Baroness Boothroyd OM says:
This depiction of Elizabeth I impressed me deeply when I first saw it more than 60 years ago. She refused to be deflected by marriage from her duties as Queen and kept England safe. Her courage and charisma were inspirational. Most women were confined to a spectator’s role in public affairs for another 350 years. Breaking the mould was still hard going when I tried to become an MP, but I persevered. Even so, my becoming Speaker of the Commons was unthinkable until the House elected me for what I was, not for what I was born. I like to think Good Queen Bess would have approved.

Baroness Boothroyd OM was the first woman Speaker of the House of Commons and Chancellor of the Open University. The Queen awarded her the Order of Merit in 2005. She is an independent
life peer in the House of Lords.

John McEwen comments on The Commons Petitioning Queen Elizabeth to Marry:
Solomon Joseph Solomon was the son of a rich London businessman. He studied art in London (Royal Academy Schools), Munich and Paris and was a founder of the New English Art Club, an alternative to the Royal Academy created by young artists. When Solomon later became a Royal Academician, he was only the second Jew to achieve that honour. His allegorical paintings were the ones best known to the public, but he was no less admired among private patrons for his portraits, the royal family to the fore.

This allegory is subtitled: ‘With this ring I was wedded to the realm.’ It was commissioned by Lord Swaythling, who, as Samuel Montagu, founded the bank of the same name. A pious Orthodox Jew, he devoted himself to good works and the advance of Jewish institutions. His head is at the shoulder of the man in black; the head of Herbert Asquith, the last Liberal Prime Minister (1908–16), is just visible behind it. It seems that deference on the part of the politicians meant the dominant black- and red-clad figures were anonymous models.

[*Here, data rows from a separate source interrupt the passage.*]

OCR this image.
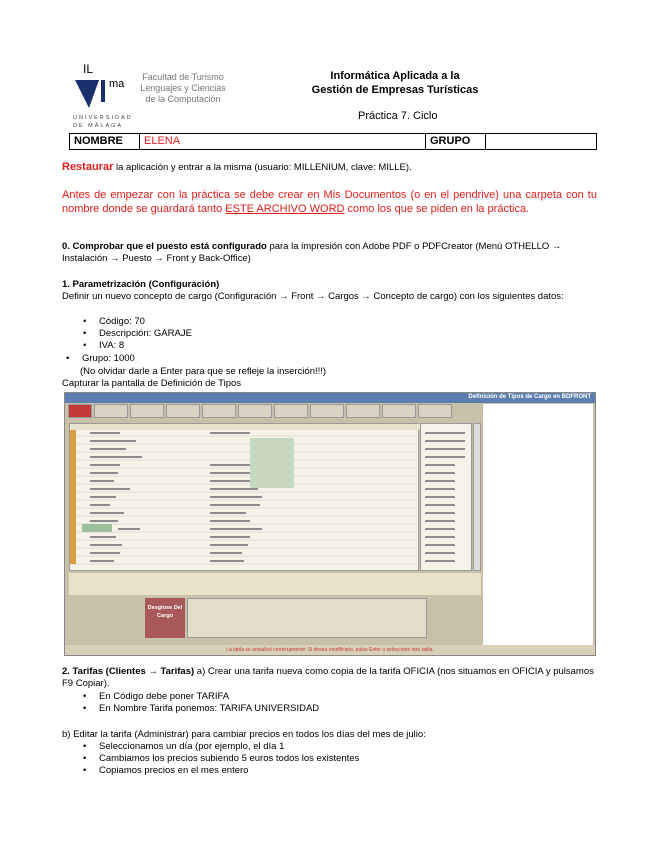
IL
ma
Facultad de Turismo
Lenguajes y Ciencias
de la Computación
UNIVERSIDAD DE MÁLAGA
Informática Aplicada a la
Gestión de Empresas Turísticas
Práctica 7. Ciclo
NOMBRE	ELENA	GRUPO
Restaurar la aplicación y entrar a la misma (usuario: MILLENIUM, clave: MILLE).
Antes de empezar con la práctica se debe crear en Mis Documentos (o en el pendrive) una carpeta con tu nombre donde se guardará tanto ESTE ARCHIVO WORD como los que se piden en la práctica.
0. Comprobar que el puesto está configurado para la impresión con Adobe PDF o PDFCreator (Menú OTHELLO → Instalación → Puesto → Front y Back-Office)
1. Parametrización (Configuración)
Definir un nuevo concepto de cargo (Configuración → Front → Cargos → Concepto de cargo) con los siguientes datos:
• Código: 70
• Descripción: GARAJE
• IVA: 8
• Grupo: 1000
(No olvidar darle a Enter para que se refleje la inserción!!!)
Capturar la pantalla de Definición de Tipos
Definición de Tipos de Cargo en BDFRONT
Desglose Del Cargo
La tabla se actualizó correctamente. Si desea modificarlo, pulse Enter o seleccione otra tabla.
2. Tarifas (Clientes → Tarifas) a) Crear una tarifa nueva como copia de la tarifa OFICIA (nos situamos en OFICIA y pulsamos F9 Copiar).
• En Código debe poner TARIFA
• En Nombre Tarifa ponemos: TARIFA UNIVERSIDAD
b) Editar la tarifa (Administrar) para cambiar precios en todos los días del mes de julio:
• Seleccionamos un día (por ejemplo, el día 1
• Cambiamos los precios subiendo 5 euros todos los existentes
• Copiamos precios en el mes entero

In the First World War, Solomon signed up as a private in the United Art Rifles, a home defence corps. Long range weaponry made camouflage essential and he promoted his ideas on the subject through the press and to senior army officers. In due course, he became technical advisor on the production of camouflage materials for British troops on the Western Front. His passionate advocacy of netting to camouflage tanks led to his obsession that the Germans were hiding huge armies under immense nets.